The back story. My best friend is a gay man (30 years old) who have I have known for 20 years. We grew up together. He does get heavily involved in the gay scene and I just leave him to it. Not intentionally, but I have a lot of gay friends. They all went through the Manchester scene and then settled down with jobs, houses, partners and pretty settled lives. My friend moved to London to live with his boyfriend 2 years ago and I knew something wasn't quite right but I did visit and keep in touch offering him a way out the second he wanted to come home. He never visited me and he didn't even text me on my 30th. As usual I just made an excuse for him, I can't accept he is that selfish.
So 8 weeks ago my friend drank himself almost into a coma. He was in intensive care and was very, very sick. His family contacted me and brought him home. I found his behavior very strange and a few days after being out of hospital rang me begging for help. He was stranded, drunk miles away and at 2am I had to leave my toddler and husband to find him and make sure he was safe. The following day after spending the night at mine, he seemed ok. Then he went missing. He was missing for 4 days, police involved etc. He was found drunk in Manchester after emptying his bank account and blowing the whole lot on drink (£600!!!!). I rang round the hospitals and found he had been picked up by ambulance and then just got out of the hospital when he woke up. I was beside myself. I spent 4 days crying, going over things, worried he might have killed himself. Driving round with no sleep the whole of the north west desperate to see him and know he was safe. All the time he was getting drunk, not giving anyone else a second thought.
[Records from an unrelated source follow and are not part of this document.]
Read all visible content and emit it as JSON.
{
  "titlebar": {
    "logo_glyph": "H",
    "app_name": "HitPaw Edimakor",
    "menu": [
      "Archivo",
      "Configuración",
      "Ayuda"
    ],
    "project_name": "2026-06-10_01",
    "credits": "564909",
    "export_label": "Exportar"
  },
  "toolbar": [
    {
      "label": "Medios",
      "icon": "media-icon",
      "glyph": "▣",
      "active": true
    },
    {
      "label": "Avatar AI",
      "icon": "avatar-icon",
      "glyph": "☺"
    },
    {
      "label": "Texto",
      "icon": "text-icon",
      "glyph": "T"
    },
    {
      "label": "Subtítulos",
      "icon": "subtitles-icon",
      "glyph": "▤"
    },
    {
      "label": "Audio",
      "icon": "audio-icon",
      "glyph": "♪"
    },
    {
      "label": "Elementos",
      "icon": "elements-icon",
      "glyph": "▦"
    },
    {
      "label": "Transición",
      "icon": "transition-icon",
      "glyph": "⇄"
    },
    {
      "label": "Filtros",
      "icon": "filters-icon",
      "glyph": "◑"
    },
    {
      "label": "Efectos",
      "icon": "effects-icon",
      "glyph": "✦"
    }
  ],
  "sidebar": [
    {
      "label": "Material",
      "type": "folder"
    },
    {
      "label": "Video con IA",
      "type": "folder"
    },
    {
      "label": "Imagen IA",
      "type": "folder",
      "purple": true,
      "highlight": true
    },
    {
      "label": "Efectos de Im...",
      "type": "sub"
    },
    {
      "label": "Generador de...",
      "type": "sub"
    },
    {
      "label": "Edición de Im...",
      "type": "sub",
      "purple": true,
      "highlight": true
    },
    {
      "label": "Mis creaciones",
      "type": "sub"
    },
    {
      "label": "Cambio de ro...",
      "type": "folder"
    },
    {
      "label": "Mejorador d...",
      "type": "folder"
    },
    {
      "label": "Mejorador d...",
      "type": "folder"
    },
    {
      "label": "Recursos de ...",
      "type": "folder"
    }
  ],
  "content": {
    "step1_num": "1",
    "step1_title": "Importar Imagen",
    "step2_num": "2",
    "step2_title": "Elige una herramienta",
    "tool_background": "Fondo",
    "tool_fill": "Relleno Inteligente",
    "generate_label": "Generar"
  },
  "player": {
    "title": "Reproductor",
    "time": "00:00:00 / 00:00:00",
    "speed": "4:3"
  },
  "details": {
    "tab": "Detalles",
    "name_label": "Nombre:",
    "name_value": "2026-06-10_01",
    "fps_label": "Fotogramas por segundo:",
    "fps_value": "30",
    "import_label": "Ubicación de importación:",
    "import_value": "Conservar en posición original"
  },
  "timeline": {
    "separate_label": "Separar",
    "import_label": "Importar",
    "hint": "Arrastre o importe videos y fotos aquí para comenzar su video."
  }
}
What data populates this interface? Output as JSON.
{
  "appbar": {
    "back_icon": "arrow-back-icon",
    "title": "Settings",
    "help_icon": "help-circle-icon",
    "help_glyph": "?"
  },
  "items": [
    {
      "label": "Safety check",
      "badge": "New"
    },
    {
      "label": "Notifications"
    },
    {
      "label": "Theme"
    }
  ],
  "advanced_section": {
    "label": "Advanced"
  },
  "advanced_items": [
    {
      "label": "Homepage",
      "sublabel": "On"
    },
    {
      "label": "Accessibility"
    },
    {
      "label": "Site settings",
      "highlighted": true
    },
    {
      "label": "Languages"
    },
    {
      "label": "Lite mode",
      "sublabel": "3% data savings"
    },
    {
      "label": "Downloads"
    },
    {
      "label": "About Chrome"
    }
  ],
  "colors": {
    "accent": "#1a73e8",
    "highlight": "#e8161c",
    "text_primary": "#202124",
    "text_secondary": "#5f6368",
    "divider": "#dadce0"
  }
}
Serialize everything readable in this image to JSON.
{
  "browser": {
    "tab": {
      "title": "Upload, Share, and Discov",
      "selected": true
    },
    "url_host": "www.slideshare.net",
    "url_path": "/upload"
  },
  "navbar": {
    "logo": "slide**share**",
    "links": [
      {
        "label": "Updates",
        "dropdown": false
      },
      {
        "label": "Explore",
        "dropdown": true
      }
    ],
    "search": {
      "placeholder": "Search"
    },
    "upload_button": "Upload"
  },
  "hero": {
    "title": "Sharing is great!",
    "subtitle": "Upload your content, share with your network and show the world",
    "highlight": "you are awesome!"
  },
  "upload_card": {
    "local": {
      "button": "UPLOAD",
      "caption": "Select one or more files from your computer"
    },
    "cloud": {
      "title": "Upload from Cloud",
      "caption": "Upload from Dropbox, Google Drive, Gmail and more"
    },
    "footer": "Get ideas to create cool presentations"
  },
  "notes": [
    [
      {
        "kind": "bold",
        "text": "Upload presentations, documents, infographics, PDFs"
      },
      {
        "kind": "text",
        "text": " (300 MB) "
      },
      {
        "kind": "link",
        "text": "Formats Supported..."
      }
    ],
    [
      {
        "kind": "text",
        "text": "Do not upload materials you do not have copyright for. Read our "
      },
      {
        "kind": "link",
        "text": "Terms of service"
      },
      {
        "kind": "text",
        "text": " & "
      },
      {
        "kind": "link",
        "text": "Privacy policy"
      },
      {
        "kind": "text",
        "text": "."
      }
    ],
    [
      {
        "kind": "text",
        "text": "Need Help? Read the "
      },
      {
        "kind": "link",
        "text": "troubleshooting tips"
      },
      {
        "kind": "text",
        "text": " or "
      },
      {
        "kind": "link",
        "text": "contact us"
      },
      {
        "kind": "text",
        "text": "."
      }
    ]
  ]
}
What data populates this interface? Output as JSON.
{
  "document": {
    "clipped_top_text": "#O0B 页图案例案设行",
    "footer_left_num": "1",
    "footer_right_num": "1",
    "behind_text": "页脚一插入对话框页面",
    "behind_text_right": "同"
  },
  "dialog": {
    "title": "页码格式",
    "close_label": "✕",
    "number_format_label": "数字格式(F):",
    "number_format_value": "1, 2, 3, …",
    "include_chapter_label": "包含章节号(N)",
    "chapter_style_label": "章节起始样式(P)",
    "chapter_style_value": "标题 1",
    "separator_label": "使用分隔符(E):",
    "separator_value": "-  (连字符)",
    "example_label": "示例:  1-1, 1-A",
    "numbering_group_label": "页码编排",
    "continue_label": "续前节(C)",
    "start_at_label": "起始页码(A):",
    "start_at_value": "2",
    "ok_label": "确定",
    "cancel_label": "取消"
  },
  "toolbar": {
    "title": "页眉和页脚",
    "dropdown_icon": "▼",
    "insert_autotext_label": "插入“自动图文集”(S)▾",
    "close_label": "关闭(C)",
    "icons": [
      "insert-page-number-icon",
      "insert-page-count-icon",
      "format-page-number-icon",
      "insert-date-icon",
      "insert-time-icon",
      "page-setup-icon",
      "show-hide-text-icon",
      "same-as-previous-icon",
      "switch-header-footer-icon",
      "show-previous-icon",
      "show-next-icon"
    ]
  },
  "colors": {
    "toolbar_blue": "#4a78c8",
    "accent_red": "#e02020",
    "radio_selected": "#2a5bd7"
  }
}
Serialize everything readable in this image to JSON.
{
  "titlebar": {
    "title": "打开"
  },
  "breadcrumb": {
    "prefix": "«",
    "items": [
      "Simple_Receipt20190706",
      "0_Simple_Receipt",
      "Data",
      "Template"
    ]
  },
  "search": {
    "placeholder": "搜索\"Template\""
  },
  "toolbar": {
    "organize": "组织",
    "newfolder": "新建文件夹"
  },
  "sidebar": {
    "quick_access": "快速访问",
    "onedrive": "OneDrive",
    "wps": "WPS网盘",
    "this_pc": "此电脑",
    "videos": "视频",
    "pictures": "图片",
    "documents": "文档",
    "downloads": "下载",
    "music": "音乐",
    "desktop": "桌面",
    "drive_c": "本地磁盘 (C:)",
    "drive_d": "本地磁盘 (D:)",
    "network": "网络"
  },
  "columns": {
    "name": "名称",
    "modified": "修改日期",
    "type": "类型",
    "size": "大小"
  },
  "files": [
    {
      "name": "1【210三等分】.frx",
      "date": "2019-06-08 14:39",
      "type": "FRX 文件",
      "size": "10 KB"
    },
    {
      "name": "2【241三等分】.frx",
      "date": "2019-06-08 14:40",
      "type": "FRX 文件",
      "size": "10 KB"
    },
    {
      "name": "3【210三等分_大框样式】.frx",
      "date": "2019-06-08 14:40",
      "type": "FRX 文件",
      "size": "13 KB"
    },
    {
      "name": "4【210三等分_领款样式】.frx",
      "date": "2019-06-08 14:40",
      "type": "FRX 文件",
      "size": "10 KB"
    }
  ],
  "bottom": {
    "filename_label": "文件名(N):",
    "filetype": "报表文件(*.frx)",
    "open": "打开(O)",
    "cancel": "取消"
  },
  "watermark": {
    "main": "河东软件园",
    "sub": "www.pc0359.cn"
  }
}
He agreed to a family meeting and asked me to be there to support him. I obliged. He told us all his ex had been abusive and this was the reason for the drinking, for him to forget. He promised never to do anything like this again and would always speak to someone if he felt like he wanted to run away again. He said no more lies and apologised for all the worry and hurt he caused. I blamed myself for not getting him out of London sooner. I took him to a doctor, I pleaded for them to see past the alcoholism and help him and after hours of fighting with them, they did. He got the help he needed and he still has that help today. I have fought his corner every step of the way. Sometimes putting him before my family in the hope it will help him recover. I have excused his lies, deceit, drinking, attitude, behavior every single day to everyone he meets.
He has been doing brilliant. I have seen him most days and given him things to do. When he needs me, I am there no matter what. Sitting at macdonalds at 2am cos he can't sleep, giving him plans so he has a reason to get up in the morning. He has had no money so I have paid for him to do things with us and I have also been the sound board for his family, mainly his mum who is not coping at all with this. Along the way he has lied to me and has stolen wine from my house. I have blamed his illness for this and thought that one day he won't be like this. Of course he has drank, I understand that but each time he has we have talked about it and decided on a plan. I have never been angry, I have always been a rock of support. Always understanding, always seeing the good in him.
Then on Thursday out of the blue, he manages to get a crisis loan (living with parents so no need for any money to live) then goes missing again. Straight to Manchester to the gay village to drink himself into a stuper and sleep with as many men as he can. While I panic that he is missing and his phone is off. After texting him a million times I get a reply telling me that I am the most important thing to him and that he is fine. He refused to tell me where is was. And that was the only thing I heard. So yet another few sleepless night until he was found by one of the many people walking the streets looking for him last night. Drunk and in a gay bar with no thought or care for his family or me, and we are all beside ourselves. I missed my childs bed time so I could sit and talk to his crying mum who was again, scared he would come to harm like he had before.
I am livid. Not angry that he is drunk, not angry he is in Manchester. But angry that he decided to get some money and do this without saying where is was going or when he would be back. Ignoring my texts...the only reason he has credit on his phone is cos I have paid for it. I am not his keeper, I don't demand to know where he is all the time but I would like a bit of mutual respect and acknowledgement at how much I do for him without question, just by the thinking to have let me know he will be away a few days and that he was safe. He didn't say he was going away, he just walked out of his parents house. He had plans with me the next day and he didn't let me know or show up.
The thing that upsets me more than anything is that I am very ill. I have a few serious medical issues going on atm and he knows just how scared I am. But he hasn't for one second thought about me and what effect his behavior has on me. Disappearing off the face of the earth after being so vulnerable and pleading for help leaving us all to be worried sick, just so he can get bladdered and act like a child is proving just a little too much for my nerves, my marriage and my health.
AIBU to wash my hands of him and let him destroy his own life without dragging me down with him? Does anyone have any experience of this kind of thing or where I may get some advice?
Thanks for reading my doom and gloom story. I need bacon big time after that!